1. Home
  2. Kennis
  3. Artikelen
  4. Volledige proceskostenvergoeding ook bij intrekking kort geding (1)

Volledige proceskostenvergoeding ook bij intrekking kort geding

De vraag die in een recent kort geding aan de orde was is of de proceskostenregeling voor IE-zaken ook van toepassing is indien de eisende partij het kort geding vlak voor de zitting intrekt. Met andere woorden, kan de gedagvaarde partij die al kosten heeft gemaakt ter voorbereiding van het kort geding zijn kosten verhalen op de eisende partij die het kort geding vlak voor de zitting intrekt?
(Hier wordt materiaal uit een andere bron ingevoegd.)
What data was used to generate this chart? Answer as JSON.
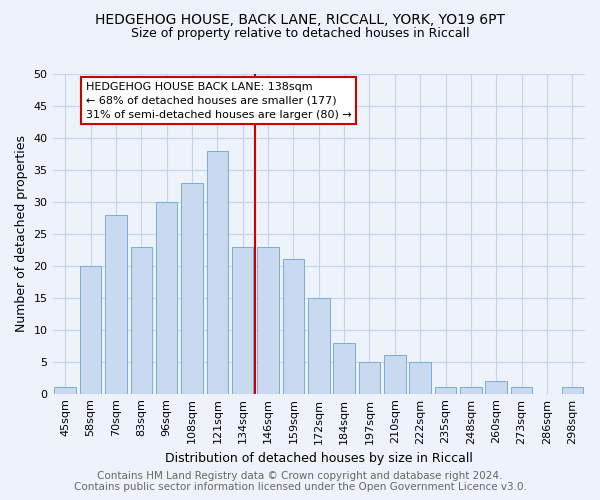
{
  "title": "HEDGEHOG HOUSE, BACK LANE, RICCALL, YORK, YO19 6PT",
  "subtitle": "Size of property relative to detached houses in Riccall",
  "xlabel": "Distribution of detached houses by size in Riccall",
  "ylabel": "Number of detached properties",
  "categories": [
    "45sqm",
    "58sqm",
    "70sqm",
    "83sqm",
    "96sqm",
    "108sqm",
    "121sqm",
    "134sqm",
    "146sqm",
    "159sqm",
    "172sqm",
    "184sqm",
    "197sqm",
    "210sqm",
    "222sqm",
    "235sqm",
    "248sqm",
    "260sqm",
    "273sqm",
    "286sqm",
    "298sqm"
  ],
  "values": [
    1,
    20,
    28,
    23,
    30,
    33,
    38,
    23,
    23,
    21,
    15,
    8,
    5,
    6,
    5,
    1,
    1,
    2,
    1,
    0,
    1
  ],
  "bar_color": "#c8d9f0",
  "bar_edge_color": "#7aaed6",
  "grid_color": "#c8d4e8",
  "background_color": "#edf2fb",
  "vline_x_index": 7,
  "vline_color": "#cc0000",
  "annotation_box_text": "HEDGEHOG HOUSE BACK LANE: 138sqm\n← 68% of detached houses are smaller (177)\n31% of semi-detached houses are larger (80) →",
  "annotation_box_color": "white",
  "annotation_box_edge_color": "#cc0000",
  "footer_text": "Contains HM Land Registry data © Crown copyright and database right 2024.\nContains public sector information licensed under the Open Government Licence v3.0.",
  "ylim": [
    0,
    50
  ],
  "yticks": [
    0,
    5,
    10,
    15,
    20,
    25,
    30,
    35,
    40,
    45,
    50
  ],
  "title_fontsize": 10,
  "subtitle_fontsize": 9,
  "ylabel_fontsize": 9,
  "xlabel_fontsize": 9,
  "tick_fontsize": 8,
  "footer_fontsize": 7.5,
  "annotation_fontsize": 8
}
De voorzieningenrechter van de rechtbank Gelderland heeft hierop in zijn vonnis van 5 oktober 2020 een antwoord gegeven (ECLI:NL:RBGEL:2020:5868).
Leestijd 
Auteur artikel Christel Jeunink
Gepubliceerd 18 november 2020
Laatst gewijzigd 18 november 2020

Proceskostenregeling in IE-zaken

In zaken over de handhaving van intellectuele eigendomsrechten (IE-rechten) kan de in het ongelijk gestelde partij desgevorderd worden veroordeeld in de ‘redelijke en evenredige gerechtskosten en andere kosten’ die de in het gelijk gestelde partij heeft gemaakt. In de praktijk komt dit erop neer dat de verliezende partij over het algemeen de volledige advocaatkosten van de winnende partij, of een groot deel daarvan, dient te vergoeden. De rechtbanken hebben gezamenlijk ‘indicatietarieven’ vastgesteld voor verschillende typen IE-zaken, zoals octrooizaken en andere IE-zaken, waarbij onderscheid wordt gemaakt tussen (onder meer) kort geding procedures en bodemprocedures.  In deze indicatietarieven worden kaders gegeven voor de ‘redelijke en evenredige gerechtskosten’.
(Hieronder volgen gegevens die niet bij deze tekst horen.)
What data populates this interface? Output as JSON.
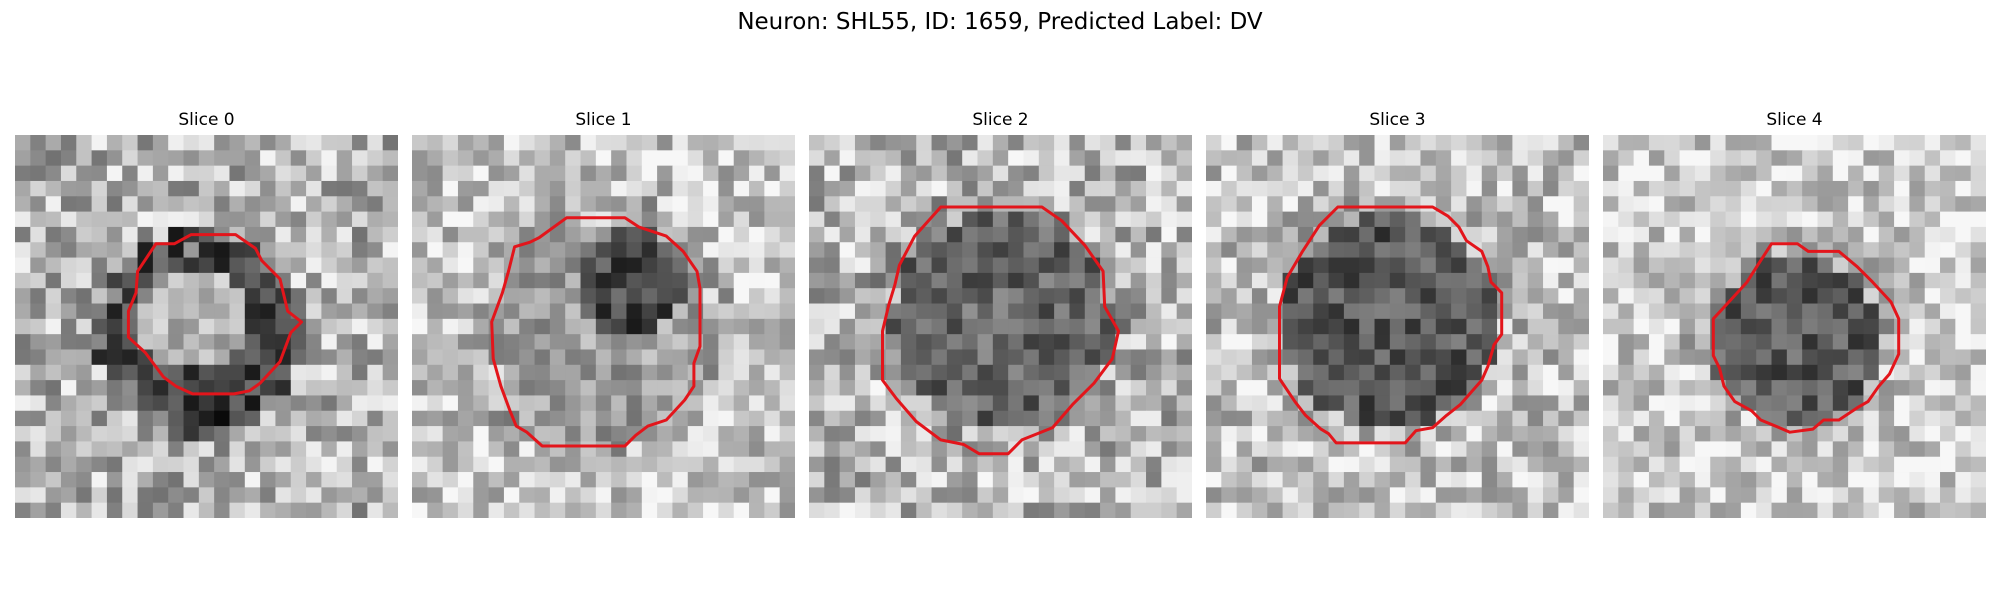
{
  "figure": {
    "title": "Neuron: SHL55, ID: 1659, Predicted Label: DV"
  },
  "colors": {
    "contour": "#e3151b",
    "background": "#ffffff"
  },
  "panels": [
    {
      "title": "Slice 0",
      "image": "grayscale cell patch with contour around lighter center"
    },
    {
      "title": "Slice 1",
      "image": "grayscale cell patch with dark upper-right region inside contour"
    },
    {
      "title": "Slice 2",
      "image": "grayscale cell patch with dark filled cell inside contour"
    },
    {
      "title": "Slice 3",
      "image": "grayscale cell patch with dark filled cell inside contour"
    },
    {
      "title": "Slice 4",
      "image": "grayscale cell patch with small dark cell inside contour"
    }
  ]
}
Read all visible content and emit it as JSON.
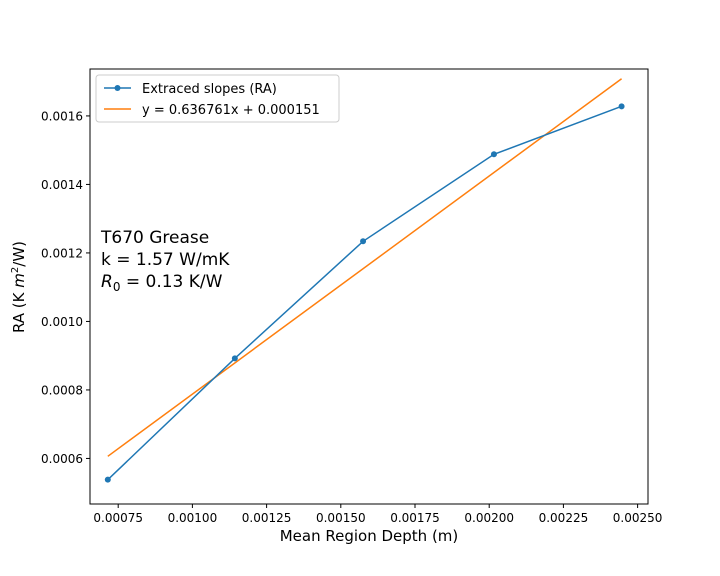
{
  "chart_data": {
    "type": "line",
    "xlabel": "Mean Region Depth (m)",
    "ylabel_main": "RA (K ",
    "ylabel_italic": "m",
    "ylabel_sup": "2",
    "ylabel_tail": "/W)",
    "xlim": [
      0.000655,
      0.002535
    ],
    "ylim": [
      0.000467,
      0.001737
    ],
    "x_ticks": [
      0.00075,
      0.001,
      0.00125,
      0.0015,
      0.00175,
      0.002,
      0.00225,
      0.0025
    ],
    "x_tick_labels": [
      "0.00075",
      "0.00100",
      "0.00125",
      "0.00150",
      "0.00175",
      "0.00200",
      "0.00225",
      "0.00250"
    ],
    "y_ticks": [
      0.0006,
      0.0008,
      0.001,
      0.0012,
      0.0014,
      0.0016
    ],
    "y_tick_labels": [
      "0.0006",
      "0.0008",
      "0.0010",
      "0.0012",
      "0.0014",
      "0.0016"
    ],
    "grid": false,
    "legend_position": "top-left",
    "series": [
      {
        "name": "Extraced slopes (RA)",
        "color": "#1f77b4",
        "marker": "circle",
        "x": [
          0.000715,
          0.001143,
          0.001575,
          0.002016,
          0.002446
        ],
        "y": [
          0.000538,
          0.000892,
          0.001234,
          0.001488,
          0.001628
        ]
      },
      {
        "name": "y = 0.636761x + 0.000151",
        "color": "#ff7f0e",
        "marker": "none",
        "slope": 0.636761,
        "intercept": 0.000151,
        "x": [
          0.000715,
          0.002446
        ]
      }
    ],
    "annotation": {
      "line1": "T670 Grease",
      "line2": "k = 1.57 W/mK",
      "line3_symbol": "R",
      "line3_sub": "0",
      "line3_rest": " = 0.13 K/W"
    }
  }
}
Proceskosten bij intrekking kort geding

In deze zaak was Philips van mening dat Hesdo inbreuk maakte op haar auteursrechten op de Avent flessenwarmer. Philips heeft om die reden een kort geding aanhangig gemaakt tegen Hesdo waarin zij een inbreukverbod vorderde. Nadat Hesdo producties (bewijsstukken) had ingediend voor het kort geding, trok Philips het kort geding vlak voor de zitting in omdat zij na ontvangst van de producties van Hesdo wilde beoordelen in hoeverre haar vorderingen überhaupt nog haalbaar waren. Hesdo vorderde vervolgens van Philips een bedrag van € 25.052,62 aan advocaatkosten, voor de werkzaamheden die waren verricht ter voorbereiding van het kort geding.
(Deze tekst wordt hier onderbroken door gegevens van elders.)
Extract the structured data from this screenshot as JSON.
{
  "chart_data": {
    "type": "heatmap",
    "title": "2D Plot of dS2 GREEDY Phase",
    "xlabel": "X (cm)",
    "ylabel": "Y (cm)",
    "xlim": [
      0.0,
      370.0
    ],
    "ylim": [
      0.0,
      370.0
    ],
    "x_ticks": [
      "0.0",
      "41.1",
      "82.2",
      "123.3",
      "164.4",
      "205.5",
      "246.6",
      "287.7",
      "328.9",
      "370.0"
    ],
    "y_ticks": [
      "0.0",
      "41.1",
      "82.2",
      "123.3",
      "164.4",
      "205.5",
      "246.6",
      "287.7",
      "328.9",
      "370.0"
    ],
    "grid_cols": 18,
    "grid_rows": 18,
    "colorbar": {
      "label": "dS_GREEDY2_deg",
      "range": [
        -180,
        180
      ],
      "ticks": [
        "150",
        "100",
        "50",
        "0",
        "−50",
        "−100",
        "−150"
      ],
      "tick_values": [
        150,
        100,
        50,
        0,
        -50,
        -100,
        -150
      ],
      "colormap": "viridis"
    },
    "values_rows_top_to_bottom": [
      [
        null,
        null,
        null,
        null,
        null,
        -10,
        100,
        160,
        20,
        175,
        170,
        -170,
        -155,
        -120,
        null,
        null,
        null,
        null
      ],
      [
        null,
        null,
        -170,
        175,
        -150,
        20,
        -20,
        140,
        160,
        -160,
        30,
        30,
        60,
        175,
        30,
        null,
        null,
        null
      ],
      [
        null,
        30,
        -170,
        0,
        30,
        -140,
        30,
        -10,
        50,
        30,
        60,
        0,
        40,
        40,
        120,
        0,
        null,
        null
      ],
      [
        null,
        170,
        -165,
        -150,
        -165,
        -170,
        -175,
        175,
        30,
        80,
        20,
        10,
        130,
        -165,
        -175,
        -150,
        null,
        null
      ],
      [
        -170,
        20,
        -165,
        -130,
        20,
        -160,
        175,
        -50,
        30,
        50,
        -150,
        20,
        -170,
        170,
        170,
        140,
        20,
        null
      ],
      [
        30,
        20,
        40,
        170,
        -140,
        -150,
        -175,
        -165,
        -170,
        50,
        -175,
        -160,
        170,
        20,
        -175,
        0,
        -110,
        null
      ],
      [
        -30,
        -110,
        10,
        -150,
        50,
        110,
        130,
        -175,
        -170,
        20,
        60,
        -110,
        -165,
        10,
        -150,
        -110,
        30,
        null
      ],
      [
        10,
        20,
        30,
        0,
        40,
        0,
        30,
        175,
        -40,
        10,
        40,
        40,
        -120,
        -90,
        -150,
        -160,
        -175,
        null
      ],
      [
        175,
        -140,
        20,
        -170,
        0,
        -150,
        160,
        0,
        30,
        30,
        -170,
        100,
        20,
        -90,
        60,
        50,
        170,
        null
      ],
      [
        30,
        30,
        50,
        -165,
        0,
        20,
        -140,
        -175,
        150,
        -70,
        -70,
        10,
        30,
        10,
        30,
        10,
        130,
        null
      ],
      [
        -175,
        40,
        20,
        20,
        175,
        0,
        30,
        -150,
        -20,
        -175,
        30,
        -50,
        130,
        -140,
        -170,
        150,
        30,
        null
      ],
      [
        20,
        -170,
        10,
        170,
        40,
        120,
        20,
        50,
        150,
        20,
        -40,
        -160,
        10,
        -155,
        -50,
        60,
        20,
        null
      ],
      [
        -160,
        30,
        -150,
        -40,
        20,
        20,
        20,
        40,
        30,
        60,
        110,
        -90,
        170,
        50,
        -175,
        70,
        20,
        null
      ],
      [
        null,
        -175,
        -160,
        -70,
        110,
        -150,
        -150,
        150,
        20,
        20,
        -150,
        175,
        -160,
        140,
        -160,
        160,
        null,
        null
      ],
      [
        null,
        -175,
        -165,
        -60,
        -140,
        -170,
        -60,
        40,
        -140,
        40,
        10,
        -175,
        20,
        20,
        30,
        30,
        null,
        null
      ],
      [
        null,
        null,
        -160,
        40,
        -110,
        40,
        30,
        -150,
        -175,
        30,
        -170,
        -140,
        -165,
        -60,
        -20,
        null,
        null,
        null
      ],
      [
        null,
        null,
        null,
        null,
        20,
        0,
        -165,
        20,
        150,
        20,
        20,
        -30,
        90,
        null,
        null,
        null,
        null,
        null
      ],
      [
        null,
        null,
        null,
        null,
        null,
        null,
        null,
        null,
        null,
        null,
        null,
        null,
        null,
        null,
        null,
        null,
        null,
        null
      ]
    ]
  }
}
In het (ultrakorte) vonnis, verwijst de voorzieningenrechter naar het arrest van de Hoge Raad van 3 juni 2016 (ECLI:NL:HR:2016:1087), waarin de Hoge Raad heeft geoordeeld dat het mogelijk is voor een gedaagde partij om, in geval een eisende partij een kort geding intrekt, alsnog een proceskostenveroordeling te vorderen. Dit oordeel van de Hoge Raad is ook van toepassing op kort geding procedures over intellectuele eigendomsrechten.

In beginsel kan Hesdo dus haar volledige proceskosten verhalen op Philips. Echter, de voorzieningenrechter was vervolgens van oordeel dat Hesdo de door haar gevorderde advocaatkosten niet voldoende gespecificeerd heeft, waardoor Philips zich niet, althans niet behoorlijk heeft kunnen verweren. Hesdo had immers slechts drie declaraties overgelegd waarop ‘slechts in zijn algemeenheid een honorarium en een bedrag aan kantoorkosten, vermeerderd met BTW, staan vermeld. Deze declaraties bevatten geen opgave van het totale aantal uren dat mr. X aan de voorbereiding van de zaak heeft besteed noch een specificatie van de door hem in die uren verrichte werkzaamheden en het gehanteerde (uur)tarief. Ook de kosten die door de medewerkers van Hesdo zelf zijn opgevoerd, zijn niet (nader) gespecificeerd en onderbouwd.’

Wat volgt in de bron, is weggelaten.